The ease or difficulty of acquisition of onset clusters invoking sonority indices has also been shown in foreign language phonology. Broselow and Finer (1991) examined the data from 24 native speakers of Korean and 8 native speakers of Japanese with respect to their productions of the target English /pɹ̣, bɹ̣, fɹ̣/, /pj, bj, fj/. The hypothesis was that clusters with a greater sonority jump from C1 to C2 (e.g. /pj/ from 1 to 8) would be less problematic than clusters with a smaller sonority difference (e.g. /fɹ̣/ from 3 to 7). In general, the error rates of the subjects supported the predictions.

 

If maximum rise in sonority is the most unmarked (expected) sequencing from the onset to the nucleus, minimum descent in sonority is the most unmarked (expected) sequencing for a movement from the nucleus to the coda. The reason for this is that the most common (natural/unmarked) syllable type is codaless (CV), where there is no descent in sonority. Thus, when we have a coda, the smaller the descent from the nucleus the more valuable it is. That this principle is at work can be seen in developing phonologies. Ohala (1999) examined the coda cluster modifications of children ages 1;9–3;2 in which CVCC targets were modified to CVC. She hypothesized that the member of the coda cluster to be deleted would be the one that was lower in sonority, so that the remaining higher-sonority item would provide the minimum descent from the nucleus. Thus, for example, a sequence such as [maɹ̣p] was expected to reduce to [maɹ̣] (sonority shift of 10 to 7 from the nucleus to the coda), and not as [map] (from 10 to 1). The results were supportive of the hypothesis in that the expected reductions were made more than 50 percent of the time, and the unexpected modifications totaled only around 16 percent.

 

Evidence for behavior governed by the principles of sonority also comes from second language phonology data. Hansen (2001) examined the acquisition of English codas by Mandarin speakers. In dealing with three-member target English codas, the learners had the greatest difficulty with clusters that violate the requirement of gradual lowering in sonority from the nucleus to the members of the cluster.
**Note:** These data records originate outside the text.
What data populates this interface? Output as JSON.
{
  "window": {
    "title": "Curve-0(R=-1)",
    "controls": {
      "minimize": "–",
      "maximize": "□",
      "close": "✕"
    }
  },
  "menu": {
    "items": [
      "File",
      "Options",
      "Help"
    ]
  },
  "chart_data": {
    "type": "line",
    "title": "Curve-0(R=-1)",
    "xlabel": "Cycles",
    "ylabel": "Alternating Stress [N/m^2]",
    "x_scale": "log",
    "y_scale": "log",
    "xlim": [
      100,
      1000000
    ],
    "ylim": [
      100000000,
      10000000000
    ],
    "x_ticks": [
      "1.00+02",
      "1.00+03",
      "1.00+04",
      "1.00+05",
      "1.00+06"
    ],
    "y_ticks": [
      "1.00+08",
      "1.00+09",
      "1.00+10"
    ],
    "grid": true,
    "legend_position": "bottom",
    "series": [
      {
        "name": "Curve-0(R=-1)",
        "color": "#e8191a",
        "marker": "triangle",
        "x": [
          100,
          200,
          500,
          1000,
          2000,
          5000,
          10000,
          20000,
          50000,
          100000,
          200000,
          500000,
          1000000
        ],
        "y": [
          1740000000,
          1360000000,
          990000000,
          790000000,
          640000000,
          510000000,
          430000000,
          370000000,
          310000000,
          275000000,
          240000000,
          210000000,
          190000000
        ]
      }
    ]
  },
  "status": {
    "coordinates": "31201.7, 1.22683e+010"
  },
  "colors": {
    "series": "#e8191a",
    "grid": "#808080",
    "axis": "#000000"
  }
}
Triple codas such as ‘liquid + stop + fricative’ (e.g. /lps/ alps, /ɹ̣dz/ words) and ‘nasal + stop + fricative’ (e.g. /nts/ prints, /ndz/ bands) have sonority descending from V to C1 to C2 , but rising from C2 to C3 . Learners modified such targets much more frequently than the unmarked codas that follow gradual sonority fall (e.g. /ɹ̣st/ first, /ɹ̣ld/ world). Also significant were the resulting two-member codas when subjects reduced the target CCC# sequence by deleting one of the consonants; all resulting two-member codas obeyed the demands of the Sonority Sequencing Principle in that C1 was higher in sonority than C2.